Nine cards. Click any card to reveal the answer. Use the Print flashcards button to lay out the full set as one card per page, ready to print or save as a PDF for offline review.

Q. What is the one computation every neuron runs?

activation = squish(weighted sum of inputs + bias). Multiply each incoming activation by its weight, add them up, add a bias, then pass through an activation function. Same move in every hidden and output neuron.

Q. What does a weight do?

It sits on a connection and scales one specific input. Large positive weight boosts that input, negative weight dampens it, near-zero weight ignores it. Weights are how a neuron decides what to pay attention to.

Q. What does a bias do?

It belongs to the neuron itself and shifts its default eagerness to activate. Negative bias makes the neuron cautious (hard to wake up); positive bias makes it eager. It is added after the weighted sum.

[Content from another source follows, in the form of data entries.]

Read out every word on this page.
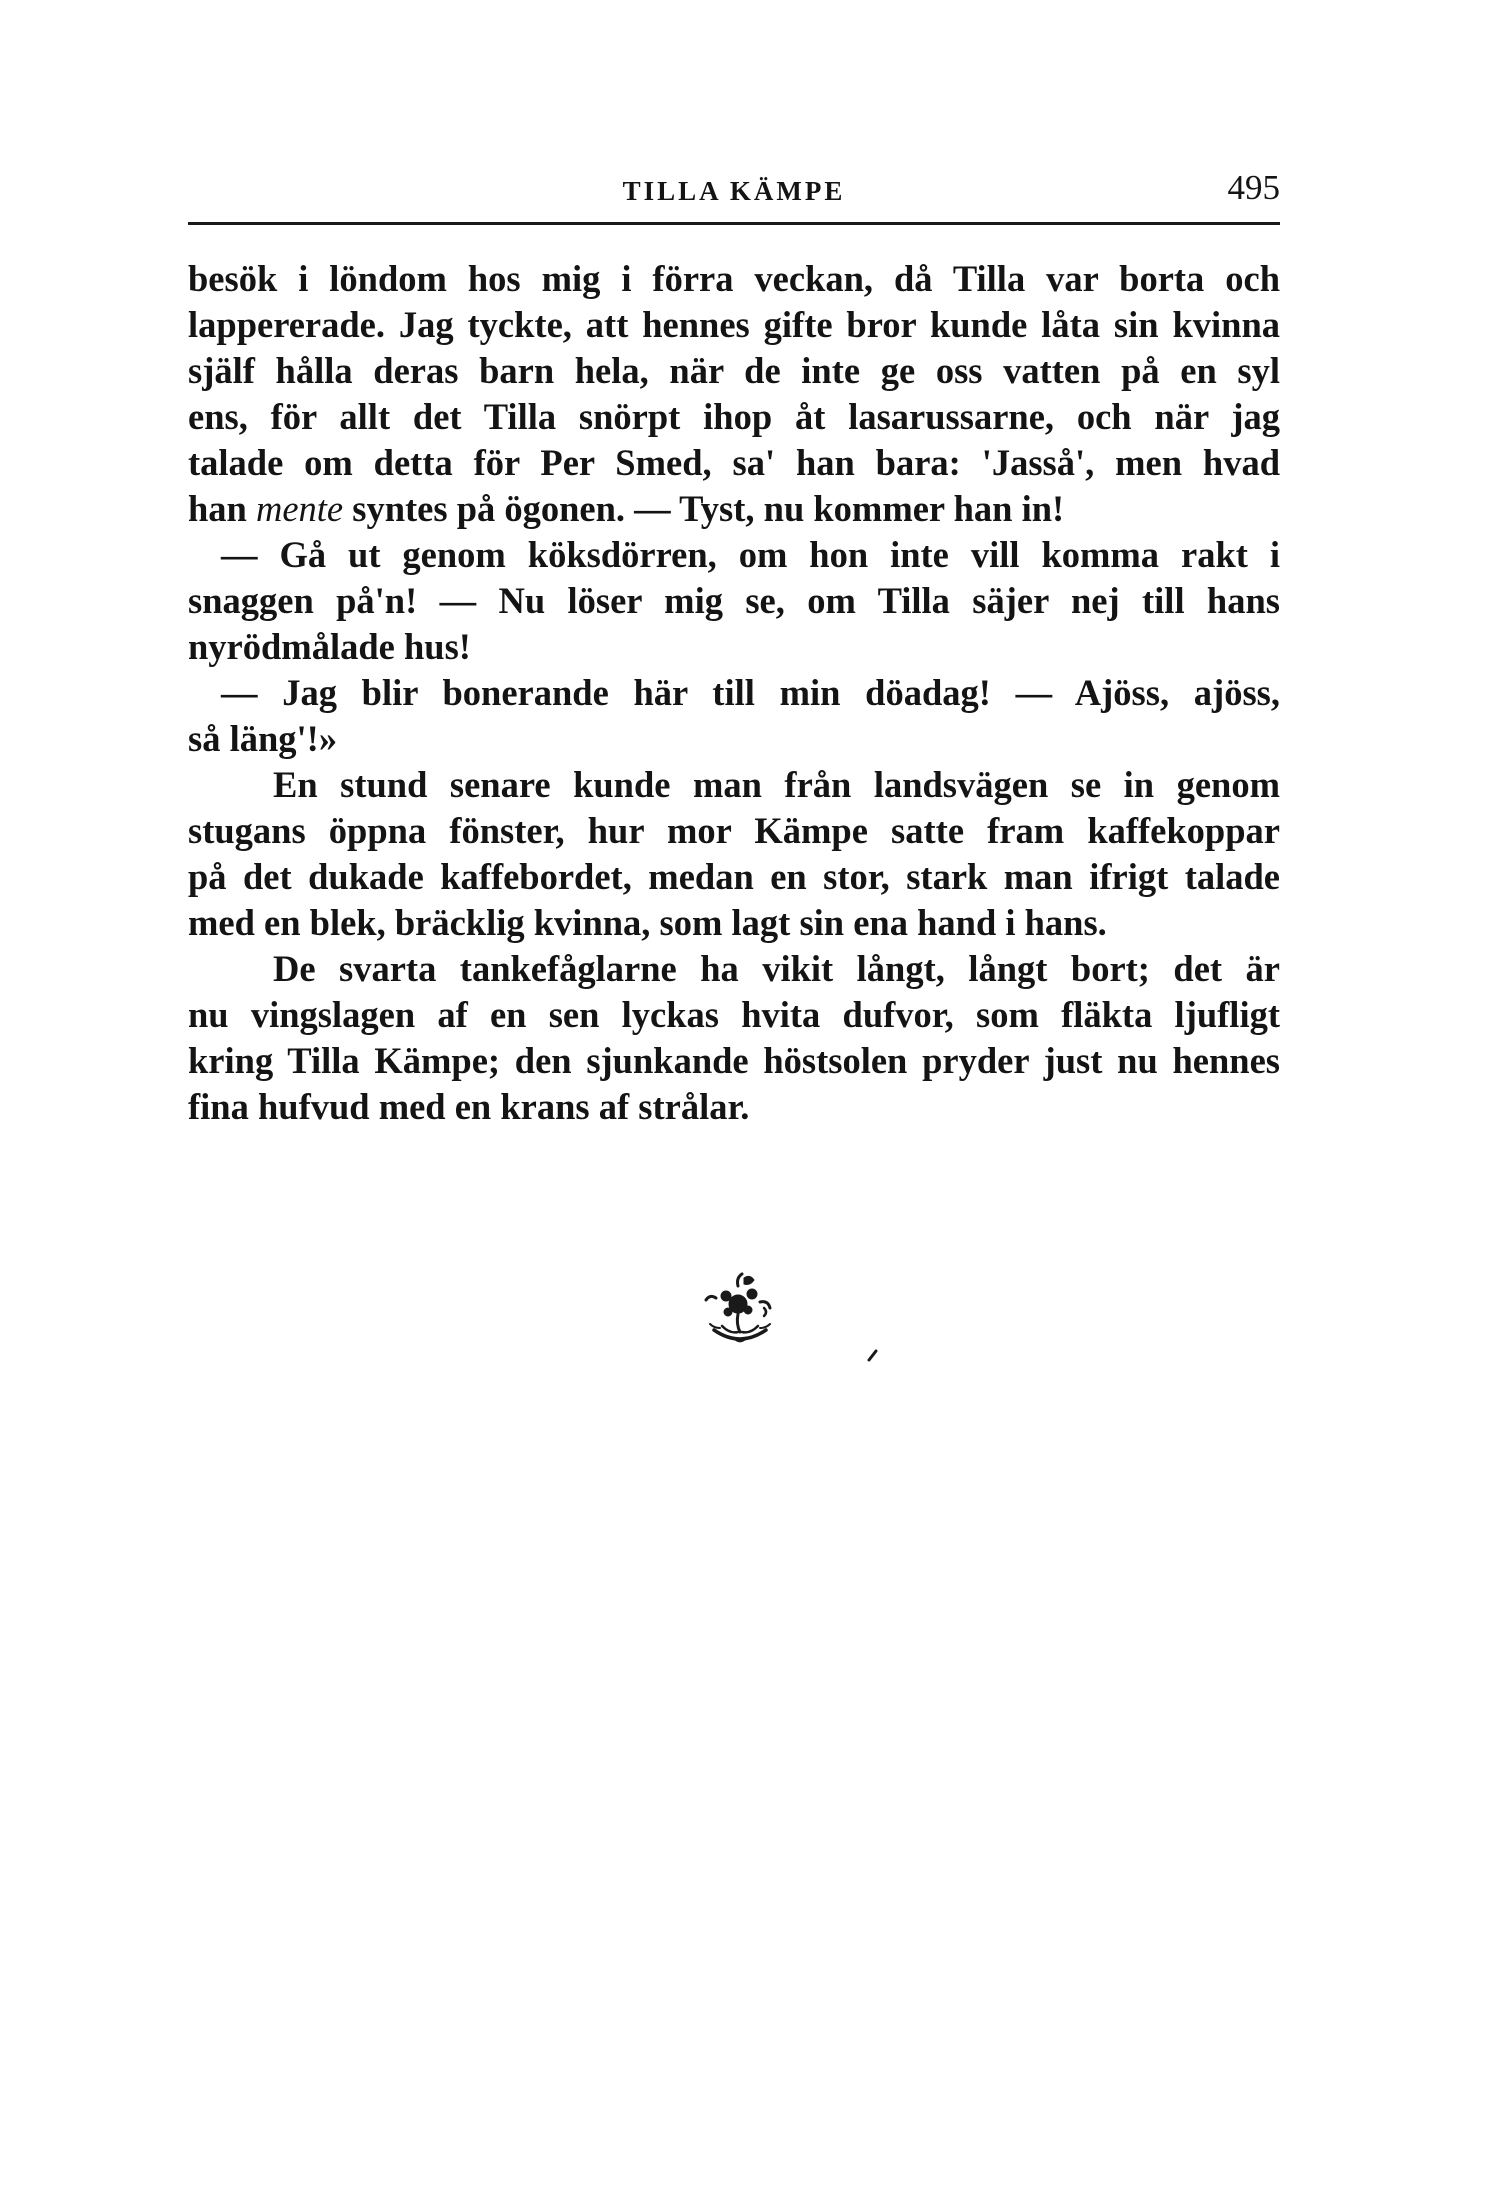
TILLA KÄMPE	495
besök i löndom hos mig i förra veckan, då Tilla var borta och
lappererade. Jag tyckte, att hennes gifte bror kunde låta sin kvinna
själf hålla deras barn hela, när de inte ge oss vatten på en syl
ens, för allt det Tilla snörpt ihop åt lasarussarne, och när jag
talade om detta för Per Smed, sa' han bara: 'Jasså', men hvad
han mente syntes på ögonen. — Tyst, nu kommer han in!
— Gå ut genom köksdörren, om hon inte vill komma rakt i
snaggen på'n! — Nu löser mig se, om Tilla säjer nej till hans
nyrödmålade hus!
— Jag blir bonerande här till min döadag! — Ajöss, ajöss,
så läng'!»
En stund senare kunde man från landsvägen se in genom
stugans öppna fönster, hur mor Kämpe satte fram kaffekoppar
på det dukade kaffebordet, medan en stor, stark man ifrigt talade
med en blek, bräcklig kvinna, som lagt sin ena hand i hans.
De svarta tankefåglarne ha vikit långt, långt bort; det är
nu vingslagen af en sen lyckas hvita dufvor, som fläkta ljufligt
kring Tilla Kämpe; den sjunkande höstsolen pryder just nu hennes
fina hufvud med en krans af strålar.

Q. What is an activation function, and name two common ones.

A fixed function that squashes the unbounded “weighted sum plus bias” into a usable range. Sigmoid: 1 / (1 + e^(-x)), a smooth S-curve into (0, 1). ReLU: max(0, x), zero for negatives, the input itself for positives.

Q. Does the activation function change as the network learns?

No. Sigmoid and ReLU are fixed and never change. They only keep activations in a usable range. The learning happens in the weights and biases, not in the squish.

Q. What are a network's 'parameters'?

All its weights and biases, counted together. Each is one ordinary number in the multiply-add-squash formula. The small 784-16-16-10 digit network has about 13,002; modern networks have billions.

Q. How do you count the parameters between two fully connected layers?

Weights = (neurons in this layer) times (neurons in the previous layer); biases = (neurons in this layer). Add them. Example: 784 inputs into 16 neurons = 784·16 + 16 = 12,560 parameters.

Q. Where does a network's behavior actually live?

In the specific values of its weights and biases, not in the structure (just layers) or the formula (never changes). Two identically structured networks behave differently purely because their parameters differ.

Q. Why does the lesson say power comes from quantity, not single neurons?

Each neuron does something almost trivial: multiply, add, add bias, squash. No single step is clever. The impressive behavior comes from the sheer number of simple units with parameters tuned to the right values.